Safety enhancements and digitalisation – such as predictive maintenance systems, intelligent transport services and improved communication networks – account for the remainder. The study also identifies carpooling and reserved lanes as additional measures that can reduce congestion and cut emissions.
Potential to generate billions
According to the PwC study, the investment needs identified are based on conservative assumptions drawn from survey data across European concessionary associations, meaning actual requirements could be higher. Yet the analysis also finds that much of the total cost could be offset by the economic value generated through the investments themselves.
The report calculates that the planned upgrades would generate €72.7 billion in added value across the EU economy and around €21 billion in public revenue. These economic impacts arise from direct value generated by construction and infrastructure companies, indirect activity throughout supply chains, and induced effects from household spending by workers involved.
The study clarifies that the €71 billion investment figure reflects intermediate goods, while the €72.6 billion represents the value added generated, and that the modelling is based on Eurostat’s FIGARO input-output tables.
However, the PwC report emphasises that these outcomes depend heavily on regulatory certainty.
Concessionary companies will only commit to major upgrades if policies provide a stable framework that incentivises investment and allows operators to recover costs through toll revenues and long-term operational visibility.
Without predictable long-term returns, the report warns, investment at the scale needed to support the EU’s climate goals will not materialise.
Tolls, indispensable financing tools
This brings the debate to the question of road charging and the ‘polluter pays’ principle. The report argues that tolling remains the most realistic and sustainable mechanism for financing motorway decarbonisation, particularly as public budgets tighten.
Citing established EU environmental policy, the study notes that applying the Polluter Pays Principle ensures that those who generate pollution bear the cost of preventing and remedying the harm caused – rather than shifting that responsibility to taxpayers.
In practical terms, tolling ensures that those who use the infrastructure most – and generate the greatest environmental impact – contribute proportionally to its maintenance and upgrading. Yet the report observes that tolls are not widely accepted socially, creating challenges for their implementation.

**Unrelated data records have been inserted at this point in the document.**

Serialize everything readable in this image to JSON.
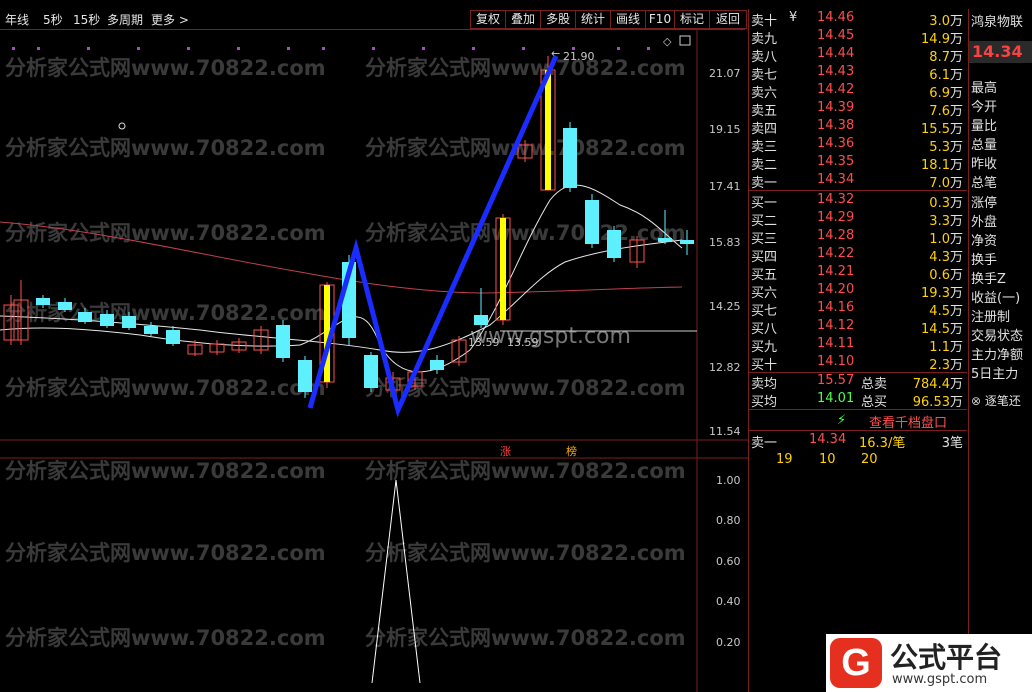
{
  "toolbar": {
    "periods": [
      "年线",
      "5秒",
      "15秒",
      "多周期",
      "更多 >"
    ],
    "buttons": [
      "复权",
      "叠加",
      "多股",
      "统计",
      "画线",
      "F10",
      "标记",
      "返回"
    ]
  },
  "chart": {
    "price_ticks": [
      "21.07",
      "19.15",
      "17.41",
      "15.83",
      "14.25",
      "12.82",
      "11.54"
    ],
    "indicator_ticks": [
      "1.00",
      "0.80",
      "0.60",
      "0.40",
      "0.20"
    ],
    "high_marker": "21.90",
    "crosshair_label": "13.59",
    "crosshair_label2": "13.59",
    "badge_1": "涨",
    "badge_2": "榜",
    "watermark": "分析家公式网www.70822.com",
    "watermark_center": "www.gspt.com",
    "colors": {
      "up": "#ffff00",
      "down": "#5ef0ff",
      "ma_white": "#e8e8e8",
      "ma_red": "#c04050",
      "zigzag": "#1a2cff"
    }
  },
  "orderbook": {
    "sells": [
      {
        "label": "卖十",
        "price": "14.46",
        "vol": "3.0",
        "unit": "万",
        "tag": "¥"
      },
      {
        "label": "卖九",
        "price": "14.45",
        "vol": "14.9",
        "unit": "万"
      },
      {
        "label": "卖八",
        "price": "14.44",
        "vol": "8.7",
        "unit": "万"
      },
      {
        "label": "卖七",
        "price": "14.43",
        "vol": "6.1",
        "unit": "万"
      },
      {
        "label": "卖六",
        "price": "14.42",
        "vol": "6.9",
        "unit": "万"
      },
      {
        "label": "卖五",
        "price": "14.39",
        "vol": "7.6",
        "unit": "万"
      },
      {
        "label": "卖四",
        "price": "14.38",
        "vol": "15.5",
        "unit": "万"
      },
      {
        "label": "卖三",
        "price": "14.36",
        "vol": "5.3",
        "unit": "万"
      },
      {
        "label": "卖二",
        "price": "14.35",
        "vol": "18.1",
        "unit": "万"
      },
      {
        "label": "卖一",
        "price": "14.34",
        "vol": "7.0",
        "unit": "万"
      }
    ],
    "buys": [
      {
        "label": "买一",
        "price": "14.32",
        "vol": "0.3",
        "unit": "万"
      },
      {
        "label": "买二",
        "price": "14.29",
        "vol": "3.3",
        "unit": "万"
      },
      {
        "label": "买三",
        "price": "14.28",
        "vol": "1.0",
        "unit": "万"
      },
      {
        "label": "买四",
        "price": "14.22",
        "vol": "4.3",
        "unit": "万"
      },
      {
        "label": "买五",
        "price": "14.21",
        "vol": "0.6",
        "unit": "万"
      },
      {
        "label": "买六",
        "price": "14.20",
        "vol": "19.3",
        "unit": "万"
      },
      {
        "label": "买七",
        "price": "14.16",
        "vol": "4.5",
        "unit": "万"
      },
      {
        "label": "买八",
        "price": "14.12",
        "vol": "14.5",
        "unit": "万"
      },
      {
        "label": "买九",
        "price": "14.11",
        "vol": "1.1",
        "unit": "万"
      },
      {
        "label": "买十",
        "price": "14.10",
        "vol": "2.3",
        "unit": "万"
      }
    ],
    "avg_sell": {
      "label": "卖均",
      "price": "15.57",
      "tlabel": "总卖",
      "total": "784.4",
      "unit": "万"
    },
    "avg_buy": {
      "label": "买均",
      "price": "14.01",
      "tlabel": "总买",
      "total": "96.53",
      "unit": "万"
    },
    "view_1000": "查看千档盘口",
    "trade_label": "卖一",
    "trade_price": "14.34",
    "trade_per": "16.3/笔",
    "trade_count": "3笔",
    "queue": [
      "19",
      "10",
      "20"
    ]
  },
  "sidebar": {
    "stock_name": "鸿泉物联",
    "last_price": "14.34",
    "fields": [
      "最高",
      "今开",
      "量比",
      "总量",
      "昨收",
      "总笔",
      "涨停",
      "外盘",
      "净资",
      "换手",
      "换手Z",
      "收益(一)",
      "注册制",
      "交易状态",
      "主力净额",
      "5日主力"
    ],
    "trade_tab": "逐笔还"
  },
  "logo": {
    "text": "公式平台",
    "url": "www.gspt.com"
  }
}
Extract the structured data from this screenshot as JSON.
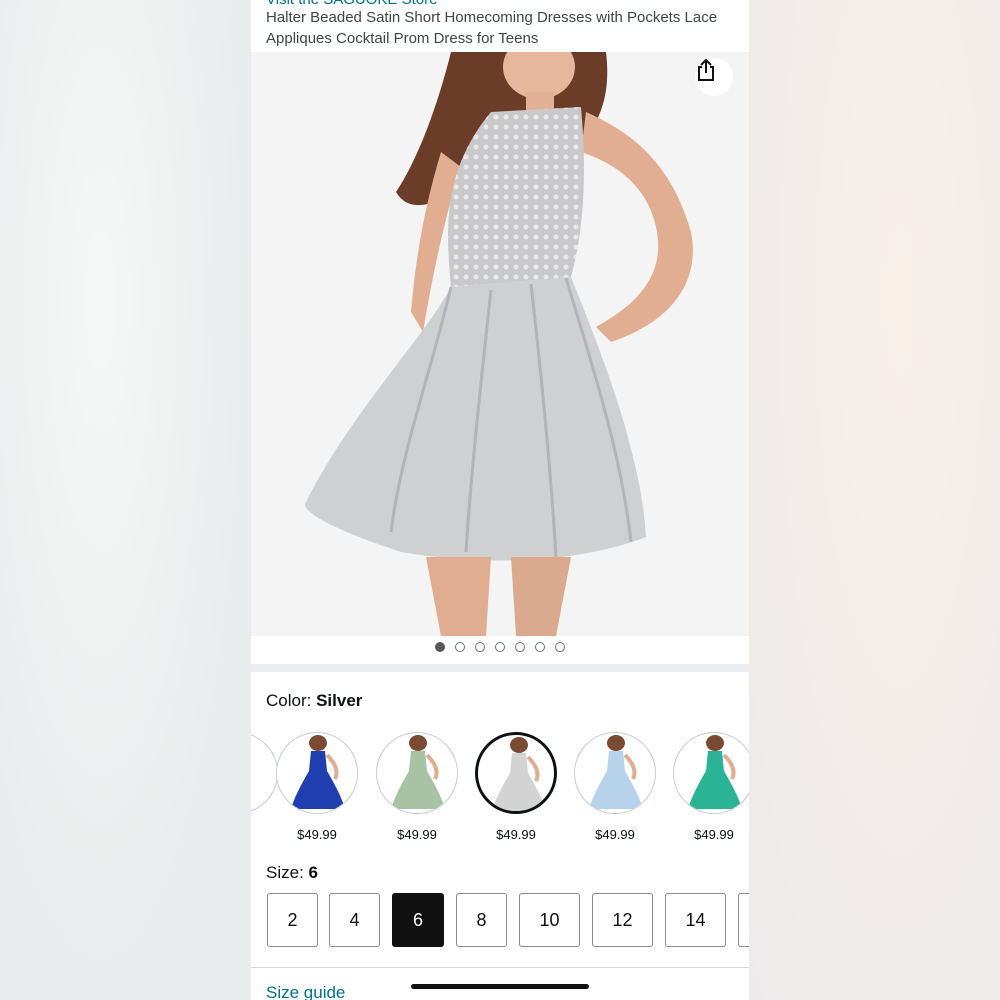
{
  "product": {
    "store_link": "Visit the SAGUOKE Store",
    "title": "Halter Beaded Satin Short Homecoming Dresses with Pockets Lace Appliques Cocktail Prom Dress for Teens"
  },
  "gallery": {
    "share_icon": "share-icon",
    "image_count": 7,
    "active_index": 0
  },
  "color": {
    "label": "Color: ",
    "selected": "Silver",
    "swatches": [
      {
        "color": "#ffffff",
        "price": ""
      },
      {
        "color": "#1f3fb0",
        "price": "$49.99"
      },
      {
        "color": "#a7c3a3",
        "price": "$49.99"
      },
      {
        "color": "#d3d3d3",
        "price": "$49.99"
      },
      {
        "color": "#b7d3ec",
        "price": "$49.99"
      },
      {
        "color": "#2ab394",
        "price": "$49.99"
      }
    ]
  },
  "size": {
    "label": "Size: ",
    "selected": "6",
    "options": [
      "2",
      "4",
      "6",
      "8",
      "10",
      "12",
      "14",
      ""
    ]
  },
  "size_guide": "Size guide"
}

It argues that taxpayers require a clearer understanding of how much of the general budget currently supports road maintenance and how their tax burden could be reduced if road users – and polluters – meet these costs directly. Improving public communication is described as essential for building acceptance of measures that are ultimately more equitable.
Investments for decarbonisation
Although sustainability investments dominate the spending needs, the study emphasises that the core technologies required – charging networks, smart lighting, photovoltaic installations, free-flow tolling – already exist.
The report concludes that the main barrier to deployment is not technological but regulatory, noting that the benefits of these technologies would be immediate but require regulatory stability in the short, medium and long term.
If member states opt to remove tolls, the report cautions, the result would be a widening investment gap, as public capital alone would be insufficient to fund the necessary upgrades.
As the EU moves forward with carbon-based toll differentiation under Directive 2022/362, the debate over who pays for road decarbonisation – and how – will intensify.
The PwC study adds weight to the argument that the motorway network can support the green transition, but only if Europe embraces financing models that align environmental responsibility with economic sustainability.